- Born: Hannah Junghwa van Loon 1986 or 1987 (age 38–39) San Francisco, California, U.S.
- Genres: Alternative rock; indie rock; dream pop; shoegaze;
- Occupation(s): Singer-songwriter, musician
- Years active: 2016–present
- Labels: Company Records
- Website: https://www.tanukichan.com/

= Tanukichan =

San Francisco based singer-songwriter

Hannah Junghwa van Loon (born ), known professionally as Tanukichan, is an American singer-songwriter based in San Francisco.

Her debut album Sundays was released on July 13, 2018 via Company Records with production by Chaz Bear of Toro y Moi. Following the release of Sundays, van Loon supported the musical act Kero Kero Bonito on their 2018 tour. Prior to Sundays, van Loon independently released her EP Radiolove and an early version of the song “Bitter Medicine” in 2016. On March 3, 2023, van Loon released her second album GIZMO on Company Records, also produced by Chaz Bear. In June and July 2023, she was the supporting act for Melanie Martinez on all 29 stops of her North American PORTALS Tour. Van Loon was the special guest for Alex G and Alvvays' co-headline 2023 Summer Tour that took place in August.

== Early life ==
Van Loon was raised in the San Francisco Bay Area in a Christian family. She grew up performing classical music, studying keyboard, violin, guitar, and bass. Van Loon first began playing in ensembles as a fiddle player in a bluegrass band. During this time she was enrolled at University of California, Berkeley, majoring in mathematics. She later spent four years in San Francisco pop band Trails and Ways.
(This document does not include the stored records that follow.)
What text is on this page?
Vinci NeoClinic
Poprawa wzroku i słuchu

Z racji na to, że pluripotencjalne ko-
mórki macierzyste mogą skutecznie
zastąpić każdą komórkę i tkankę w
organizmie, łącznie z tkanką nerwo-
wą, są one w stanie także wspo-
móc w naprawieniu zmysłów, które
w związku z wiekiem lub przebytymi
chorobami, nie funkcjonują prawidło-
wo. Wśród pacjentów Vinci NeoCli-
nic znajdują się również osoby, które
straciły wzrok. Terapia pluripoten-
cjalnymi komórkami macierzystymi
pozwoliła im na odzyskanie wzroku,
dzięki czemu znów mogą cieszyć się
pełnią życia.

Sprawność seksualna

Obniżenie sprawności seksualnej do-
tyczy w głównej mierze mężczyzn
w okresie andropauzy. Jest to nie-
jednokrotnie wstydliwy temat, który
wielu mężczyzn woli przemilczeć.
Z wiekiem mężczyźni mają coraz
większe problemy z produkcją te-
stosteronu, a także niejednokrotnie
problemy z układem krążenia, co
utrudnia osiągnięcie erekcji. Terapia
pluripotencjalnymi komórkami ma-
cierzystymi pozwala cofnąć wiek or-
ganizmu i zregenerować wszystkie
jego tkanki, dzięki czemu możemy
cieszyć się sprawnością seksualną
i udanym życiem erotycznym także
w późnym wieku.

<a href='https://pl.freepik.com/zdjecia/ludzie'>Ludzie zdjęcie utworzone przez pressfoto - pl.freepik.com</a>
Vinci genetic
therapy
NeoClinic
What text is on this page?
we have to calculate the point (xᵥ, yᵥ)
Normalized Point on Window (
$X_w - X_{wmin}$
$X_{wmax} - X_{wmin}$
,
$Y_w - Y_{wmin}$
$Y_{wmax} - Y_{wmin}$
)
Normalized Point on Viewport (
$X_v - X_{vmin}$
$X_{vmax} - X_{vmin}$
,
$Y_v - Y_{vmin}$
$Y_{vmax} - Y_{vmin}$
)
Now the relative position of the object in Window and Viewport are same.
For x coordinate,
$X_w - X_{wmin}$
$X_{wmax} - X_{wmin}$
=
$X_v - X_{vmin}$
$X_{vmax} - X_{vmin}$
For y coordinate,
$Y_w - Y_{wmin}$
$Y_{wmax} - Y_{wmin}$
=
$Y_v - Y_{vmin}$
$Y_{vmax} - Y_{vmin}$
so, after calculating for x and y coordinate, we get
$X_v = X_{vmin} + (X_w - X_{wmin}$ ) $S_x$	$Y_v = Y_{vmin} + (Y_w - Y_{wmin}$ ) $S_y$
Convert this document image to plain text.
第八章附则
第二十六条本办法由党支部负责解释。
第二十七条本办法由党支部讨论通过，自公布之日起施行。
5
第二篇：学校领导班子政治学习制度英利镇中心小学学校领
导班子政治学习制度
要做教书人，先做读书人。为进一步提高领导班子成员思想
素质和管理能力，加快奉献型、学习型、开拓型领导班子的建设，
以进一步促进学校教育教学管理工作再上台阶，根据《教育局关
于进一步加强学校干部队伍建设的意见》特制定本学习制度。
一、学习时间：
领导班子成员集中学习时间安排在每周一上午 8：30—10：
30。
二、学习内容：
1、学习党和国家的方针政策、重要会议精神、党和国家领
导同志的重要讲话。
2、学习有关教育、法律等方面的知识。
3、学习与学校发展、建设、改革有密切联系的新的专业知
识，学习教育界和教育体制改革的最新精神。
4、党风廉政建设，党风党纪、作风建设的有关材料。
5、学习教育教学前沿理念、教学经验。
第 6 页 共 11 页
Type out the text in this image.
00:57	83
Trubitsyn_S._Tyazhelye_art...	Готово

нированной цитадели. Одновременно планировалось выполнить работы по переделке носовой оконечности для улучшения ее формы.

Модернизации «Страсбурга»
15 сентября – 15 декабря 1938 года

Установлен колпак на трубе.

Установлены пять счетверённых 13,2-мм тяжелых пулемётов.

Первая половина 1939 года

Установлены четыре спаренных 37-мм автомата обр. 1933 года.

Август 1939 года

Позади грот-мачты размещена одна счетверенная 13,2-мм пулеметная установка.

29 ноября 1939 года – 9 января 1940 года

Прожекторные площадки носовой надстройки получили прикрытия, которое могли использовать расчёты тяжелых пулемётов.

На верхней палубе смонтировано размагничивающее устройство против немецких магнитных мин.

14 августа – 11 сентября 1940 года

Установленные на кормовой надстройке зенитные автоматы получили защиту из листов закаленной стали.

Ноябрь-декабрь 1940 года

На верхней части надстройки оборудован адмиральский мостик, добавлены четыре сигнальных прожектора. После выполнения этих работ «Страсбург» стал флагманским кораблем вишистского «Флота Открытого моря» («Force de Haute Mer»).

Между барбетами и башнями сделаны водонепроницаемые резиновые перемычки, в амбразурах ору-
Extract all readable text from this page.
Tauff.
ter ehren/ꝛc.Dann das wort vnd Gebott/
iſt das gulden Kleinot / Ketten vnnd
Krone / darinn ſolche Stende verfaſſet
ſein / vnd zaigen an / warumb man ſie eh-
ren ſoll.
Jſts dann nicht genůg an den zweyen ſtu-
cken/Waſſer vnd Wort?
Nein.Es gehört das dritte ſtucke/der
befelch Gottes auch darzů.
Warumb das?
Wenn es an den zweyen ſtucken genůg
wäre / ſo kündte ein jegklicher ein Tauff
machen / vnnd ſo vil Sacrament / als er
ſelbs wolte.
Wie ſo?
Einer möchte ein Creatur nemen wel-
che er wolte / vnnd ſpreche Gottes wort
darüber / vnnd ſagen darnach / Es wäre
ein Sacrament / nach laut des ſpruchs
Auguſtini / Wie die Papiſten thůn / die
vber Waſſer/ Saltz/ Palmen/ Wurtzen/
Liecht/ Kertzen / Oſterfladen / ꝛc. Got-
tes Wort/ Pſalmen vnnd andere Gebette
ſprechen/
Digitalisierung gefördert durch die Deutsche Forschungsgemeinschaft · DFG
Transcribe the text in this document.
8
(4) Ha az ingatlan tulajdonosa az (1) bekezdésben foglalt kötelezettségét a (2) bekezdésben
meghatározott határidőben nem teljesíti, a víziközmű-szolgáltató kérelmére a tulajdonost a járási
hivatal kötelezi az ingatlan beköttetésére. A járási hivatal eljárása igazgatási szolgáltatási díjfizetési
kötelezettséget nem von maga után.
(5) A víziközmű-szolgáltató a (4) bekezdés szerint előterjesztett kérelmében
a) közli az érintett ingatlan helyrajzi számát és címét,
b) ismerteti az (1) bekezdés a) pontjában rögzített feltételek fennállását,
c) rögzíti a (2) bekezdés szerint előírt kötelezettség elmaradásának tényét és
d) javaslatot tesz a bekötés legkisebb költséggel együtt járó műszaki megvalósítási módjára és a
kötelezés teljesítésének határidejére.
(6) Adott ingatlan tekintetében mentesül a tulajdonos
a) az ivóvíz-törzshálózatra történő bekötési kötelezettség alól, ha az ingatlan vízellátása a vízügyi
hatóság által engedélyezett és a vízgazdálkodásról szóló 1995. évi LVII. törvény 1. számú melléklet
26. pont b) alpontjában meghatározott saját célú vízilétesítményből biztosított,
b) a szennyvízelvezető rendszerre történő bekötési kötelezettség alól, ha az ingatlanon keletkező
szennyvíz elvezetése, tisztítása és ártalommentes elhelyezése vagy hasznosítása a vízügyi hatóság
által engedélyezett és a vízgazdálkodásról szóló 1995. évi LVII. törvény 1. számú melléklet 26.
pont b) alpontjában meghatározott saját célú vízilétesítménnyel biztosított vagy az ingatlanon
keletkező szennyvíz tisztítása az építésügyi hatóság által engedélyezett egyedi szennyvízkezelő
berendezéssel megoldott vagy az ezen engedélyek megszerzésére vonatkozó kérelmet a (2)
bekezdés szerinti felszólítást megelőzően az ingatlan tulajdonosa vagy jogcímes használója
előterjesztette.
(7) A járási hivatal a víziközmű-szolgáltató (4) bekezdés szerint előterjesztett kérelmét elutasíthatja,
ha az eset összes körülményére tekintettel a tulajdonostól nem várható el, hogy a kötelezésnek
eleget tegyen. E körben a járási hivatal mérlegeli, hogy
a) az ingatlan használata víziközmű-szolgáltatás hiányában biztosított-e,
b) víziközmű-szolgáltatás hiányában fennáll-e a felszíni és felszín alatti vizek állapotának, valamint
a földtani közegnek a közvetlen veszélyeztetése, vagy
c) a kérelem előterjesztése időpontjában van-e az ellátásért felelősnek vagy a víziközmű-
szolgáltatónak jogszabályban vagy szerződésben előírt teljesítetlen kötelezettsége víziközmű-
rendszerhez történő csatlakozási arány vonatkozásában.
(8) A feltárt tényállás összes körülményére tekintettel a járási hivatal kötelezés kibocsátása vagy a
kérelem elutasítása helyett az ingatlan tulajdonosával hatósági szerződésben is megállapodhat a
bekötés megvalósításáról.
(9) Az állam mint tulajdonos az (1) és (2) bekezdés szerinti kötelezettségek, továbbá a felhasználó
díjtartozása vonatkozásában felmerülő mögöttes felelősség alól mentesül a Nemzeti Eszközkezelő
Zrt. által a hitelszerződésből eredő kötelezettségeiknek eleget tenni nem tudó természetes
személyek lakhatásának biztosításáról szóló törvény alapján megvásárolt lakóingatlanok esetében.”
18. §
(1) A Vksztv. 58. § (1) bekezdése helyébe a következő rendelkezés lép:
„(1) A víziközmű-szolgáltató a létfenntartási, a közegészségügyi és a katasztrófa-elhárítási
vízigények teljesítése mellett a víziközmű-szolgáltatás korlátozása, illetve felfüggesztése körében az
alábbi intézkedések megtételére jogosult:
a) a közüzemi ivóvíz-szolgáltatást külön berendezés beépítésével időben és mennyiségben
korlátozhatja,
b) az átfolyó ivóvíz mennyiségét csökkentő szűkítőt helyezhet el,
Van Loon's stage name refers to the addition of the Japanese honorific chan to the name of the tanuki, an animal which has significance in much of Japanese folklore. While growing up, van Loon was often referred to as "Hannah-chan".

== Discography ==
===Studio albums===

List of studio albums
| Title | Album details |
|---|---|
| Sundays | Released: July 13, 2018; Label: Company Records; Formats: LP, CD; |
| GIZMO | Released: March 3, 2023; Label: Company Records; Formats: LP, CD; |

===Singles===

List of singles showing year released and album name
| Title | Year | Album |
|---|---|---|
| "Bitter Medicine"^{1} | 2016 | Sundays |
| "So Gone / Loop" | 2019 | — |
| "Make Believe" | 2022 | Gizmo |
| "Thin Air" (featuring Enumclaw) | 2023 | Gizmo |
| "Take Care" | 2023 | Gizmo |
| "NPC" | 2023 | — |
| "City Bus" | 2024 | — |
| "It Gets Easier" | 2024 | — |

===Extended plays===

List of extended plays
| Title | EP details |
|---|---|
| Radiolove | Released: 2016; Label: Carpark Records; Formats: CS, digital download; |
| Circles | Released: 2024; Label: Carpark Records; Formats: Digital download; |

===Soundtracks===

List of non-single guest appearances, showing year released and album name
| Title | Year | Album |
|---|---|---|
| "To What End" | 2025 | Professional Void |
| "Hide-A-Lullaby" | 2025 | Adult Romantix |
| "Little Star" | 2025 | Goodnight Universe soundtrack |

==Notes==
1. The instrumentation and mixing on the single release of "Bitter Medicine" is significantly different from the version that later appears on Sundays. Despite this, there is no formal acknowledgement that this version is a demo.